Two friends from Birmingham are visiting and it feels so good. Although I like all the 'material' things here - the sun, quality of light, bien manger - it's the internal things I miss most like chatting to old friends I grew up with. There's nothing like kindred spirits who knew you, your family and shared things from 50 years ago.  Yesterday we took La Croisiere boat ride along the Canal du Midi in Toulouse. An interesting journey, where 3 canals merge before flowing into the river Garonne. As we negotiated the lock gates, it reminded me of the old canal in Birmingham, running past the University to Gas Street Basin. For lunch, of course, we ate at my favourite place, La Faim des Haricots, before wandering around Place Capitole, listening to all the music in celebration of World Music Day. Wonderful day. Hot, not a cloud in the sky, happy people everywhere - not like back home where gloom abounds following England's failure in the World Cup.
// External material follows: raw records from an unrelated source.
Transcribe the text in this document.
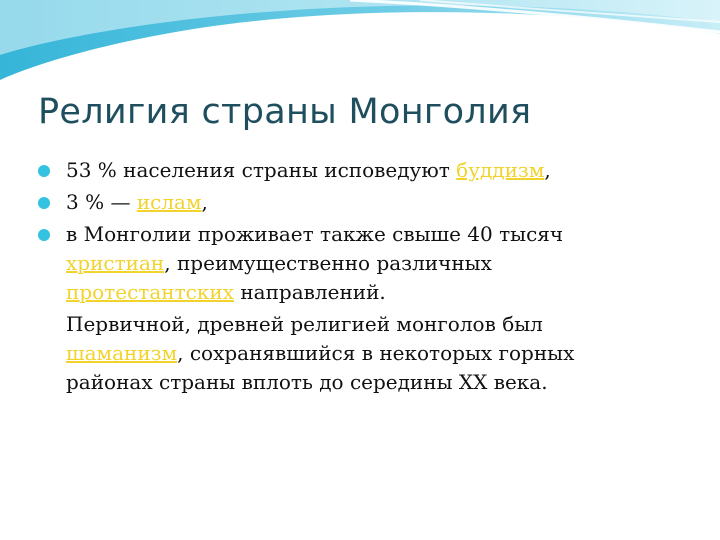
Религия страны Монголия
53 % населения страны исповедуют буддизм,
3 % — ислам,
в Монголии проживает также свыше 40 тысяч христиан, преимущественно различных протестантских направлений.
Первичной, древней религией монголов был шаманизм, сохранявшийся в некоторых горных районах страны вплоть до середины XX века.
Will just have to turn our attention to the French team I suppose. Allez les bleus! As Him indoors says: nothing To-Lose.

15 June 2014

'Tis the season. Too hot, too many flies and England lost again. But we had a good time with our son, taking in the usual sights of Albi, Toulouse and St. Antonin.  I even managed to cook something different every night, even though he's vegetarian. Not much choice in restaurants: the French never understand. So, congrats again to Les Faim des Haricots in rue Puits Verts in Toulouse (just off Place Capitole).  Wonderful range, from the hot spinach quiches which I love, to the curry-style rice that the 'boys' liked. This time Jon took the Stansted to Rodez route. The ticket price of just 45 pounds return was just too cheap to resist, even though Ryannair takes every opportunity to charge extra for everything. I'm always good at taking the 'scenic route' when trying to find places first time, and this was no exception. Rodez was easy enough to find, but the airport? It was only at the 3rd attempt, hitting Rodez from the opposite(!) direction, that at last we hit the Ave de Decazeville and the tiny airport. For some reason it's well-signposted from this direction.. Probably cost us more in petrol than aviation fuel....oh well, old habits die hard.